Once the error appeared I again ran portErrShow, and the only value that had changed was under disc c3, which went up from 298 to 340 for fc connection to the controller card as seen below.

0 = e1200
19 = controller card in server


frames enc crc too too bad enc disc link loss loss frjt fbsy
tx rx in err shrt long eof out c3 fail sync sig
=====================================================================
0: 3.7g 2.6g 0 0 0 0 0 454k 0 22k 3.8k 7.6k 0 0
19: 2.8g 4.0g 0 0 0 0 0 172k 298 182 867 459 0 0


frames enc crc too too bad enc disc link loss loss frjt fbsy
tx rx in err shrt long eof out c3 fail sync sig
=====================================================================
0: 3.7g 2.6g 0 0 0 0 0 454k 0 22k 3.8k 7.6k 0 0
19: 2.8g 4.0g 0 0 0 0 0 172k 340 182 867 459 0 0


I then checked HBanywhere on the backup server;
Link to second brocade up and HSV 200's visible, but drives & e1200 not listed.
Link to first brocade down, still.

Verified this in turn by going into the web mgmt interface for the second brocade, and here the port connection to the controller card was still alive (19) - but the link to the e1200 was down (0).
As mentioned above, the only place where a value changed was the port connecting the controller card on the backup server - not the one to the e1200. Yet that is the one that drops.
IBaltay
Honored Contributor

Re: FC connection drop to MSL 6030

Hi,
can you connect he library to the second ("good") fabric to see if the problem there persists or not to isolate the problem?
the pain is one part of the reality
Havard_3
Occasional Advisor

Re: FC connection drop to MSL 6030

-Removed the zoning configuration that was related to the backup server and MSL on both switches.
-Moved the MSL onto the other SAN switch, along with the backup server (using the "good" port on the controller card).
-Verified that they appeared on the switch, and recreated aliases and a zone for them.
-Ran the backup job again.

Same error after a while. MSL/e1200 drops out of the SAN switch, but the backup server remains.
Same results as before on portErrShow.

I've placed an order for a new fibre cable just to see if I can get the controller card to connect to both SAN switches and rule out a cable error, but it does look like the error is related to the library since it gets disconnected from them both?
Havard_3
Occasional Advisor

Re: FC connection drop to MSL 6030

Replaced the fibre cable going from the second port on the controller card on the server and to the switch, no change.

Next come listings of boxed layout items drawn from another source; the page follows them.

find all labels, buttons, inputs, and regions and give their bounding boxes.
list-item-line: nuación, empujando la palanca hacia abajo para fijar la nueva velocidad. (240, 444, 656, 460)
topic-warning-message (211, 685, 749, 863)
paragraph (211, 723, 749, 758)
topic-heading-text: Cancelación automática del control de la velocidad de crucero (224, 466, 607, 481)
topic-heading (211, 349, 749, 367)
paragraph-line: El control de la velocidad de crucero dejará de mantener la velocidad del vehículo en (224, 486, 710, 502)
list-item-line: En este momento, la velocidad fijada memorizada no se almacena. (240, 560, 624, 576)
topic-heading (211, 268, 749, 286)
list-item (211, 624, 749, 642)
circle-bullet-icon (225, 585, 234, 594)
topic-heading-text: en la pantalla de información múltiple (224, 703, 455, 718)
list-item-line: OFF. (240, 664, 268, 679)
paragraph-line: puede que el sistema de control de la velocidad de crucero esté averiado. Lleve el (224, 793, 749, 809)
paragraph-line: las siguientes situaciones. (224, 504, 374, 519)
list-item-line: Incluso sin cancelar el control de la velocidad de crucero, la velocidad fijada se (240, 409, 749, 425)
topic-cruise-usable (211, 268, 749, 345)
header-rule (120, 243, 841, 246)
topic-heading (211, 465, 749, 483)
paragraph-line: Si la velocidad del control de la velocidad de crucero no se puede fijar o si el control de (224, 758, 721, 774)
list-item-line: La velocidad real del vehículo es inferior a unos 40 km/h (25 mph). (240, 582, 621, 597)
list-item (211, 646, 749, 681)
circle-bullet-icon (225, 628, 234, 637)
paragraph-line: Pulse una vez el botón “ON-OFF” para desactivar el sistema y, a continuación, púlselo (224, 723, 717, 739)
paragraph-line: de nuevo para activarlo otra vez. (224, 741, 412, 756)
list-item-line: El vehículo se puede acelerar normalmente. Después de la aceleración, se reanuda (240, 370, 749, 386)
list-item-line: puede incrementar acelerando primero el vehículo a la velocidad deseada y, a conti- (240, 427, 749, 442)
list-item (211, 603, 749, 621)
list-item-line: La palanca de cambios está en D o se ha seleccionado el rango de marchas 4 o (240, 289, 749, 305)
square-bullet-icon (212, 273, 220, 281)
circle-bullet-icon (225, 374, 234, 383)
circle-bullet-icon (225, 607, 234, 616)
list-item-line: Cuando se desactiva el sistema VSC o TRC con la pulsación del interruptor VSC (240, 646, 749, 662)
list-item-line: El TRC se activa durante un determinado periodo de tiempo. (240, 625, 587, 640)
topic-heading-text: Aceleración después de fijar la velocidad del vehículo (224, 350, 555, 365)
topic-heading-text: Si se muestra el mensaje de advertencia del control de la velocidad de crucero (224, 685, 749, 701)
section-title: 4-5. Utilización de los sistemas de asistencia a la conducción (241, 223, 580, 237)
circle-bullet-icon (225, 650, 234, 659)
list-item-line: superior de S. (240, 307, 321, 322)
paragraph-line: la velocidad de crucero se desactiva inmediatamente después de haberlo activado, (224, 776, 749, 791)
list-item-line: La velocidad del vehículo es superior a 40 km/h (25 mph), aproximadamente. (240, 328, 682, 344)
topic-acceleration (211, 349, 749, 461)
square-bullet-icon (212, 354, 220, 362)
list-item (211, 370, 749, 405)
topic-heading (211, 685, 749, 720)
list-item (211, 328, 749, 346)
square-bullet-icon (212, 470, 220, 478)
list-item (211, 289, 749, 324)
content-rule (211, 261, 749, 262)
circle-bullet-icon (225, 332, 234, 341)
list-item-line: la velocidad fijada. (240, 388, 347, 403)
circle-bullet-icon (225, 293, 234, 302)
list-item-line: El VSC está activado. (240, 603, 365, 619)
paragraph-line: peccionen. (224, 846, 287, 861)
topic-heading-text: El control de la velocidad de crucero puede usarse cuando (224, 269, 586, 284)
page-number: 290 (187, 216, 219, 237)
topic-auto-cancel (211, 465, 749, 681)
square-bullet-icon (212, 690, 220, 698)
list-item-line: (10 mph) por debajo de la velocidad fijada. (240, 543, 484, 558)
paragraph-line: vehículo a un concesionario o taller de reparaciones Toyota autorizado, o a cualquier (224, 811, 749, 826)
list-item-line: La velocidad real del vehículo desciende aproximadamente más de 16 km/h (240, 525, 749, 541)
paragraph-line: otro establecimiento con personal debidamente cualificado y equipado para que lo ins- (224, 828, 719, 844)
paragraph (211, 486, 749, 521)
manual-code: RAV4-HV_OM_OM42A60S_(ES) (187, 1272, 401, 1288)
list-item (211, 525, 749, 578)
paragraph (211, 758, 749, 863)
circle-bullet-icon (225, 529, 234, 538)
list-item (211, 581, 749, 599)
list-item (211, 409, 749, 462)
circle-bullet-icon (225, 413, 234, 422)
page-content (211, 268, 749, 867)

Put the same new fibre cable between the e1200 and the switch, and backups have now been running for over two hours. So if all goes well I'll let a job run over night and see what happens.


Rhoderick B. Boral
Occasional Visitor

Re: FC connection drop to MSL 6030


Hi,

Do you have the solution already?
This is the same case for us right now.
MSL 8096, Brocade switch, Windows clients, HBA (EMulex).

Thanks for your reply!
Havard_3
Occasional Advisor

Re: FC connection drop to MSL 6030

Hi,

Yes, more or less. The last fibre cable that we replaced has fixed the backups. Still only have one connection up from the emulex board, but we're replacing the server soon so once the backups got running fine we just left it as is.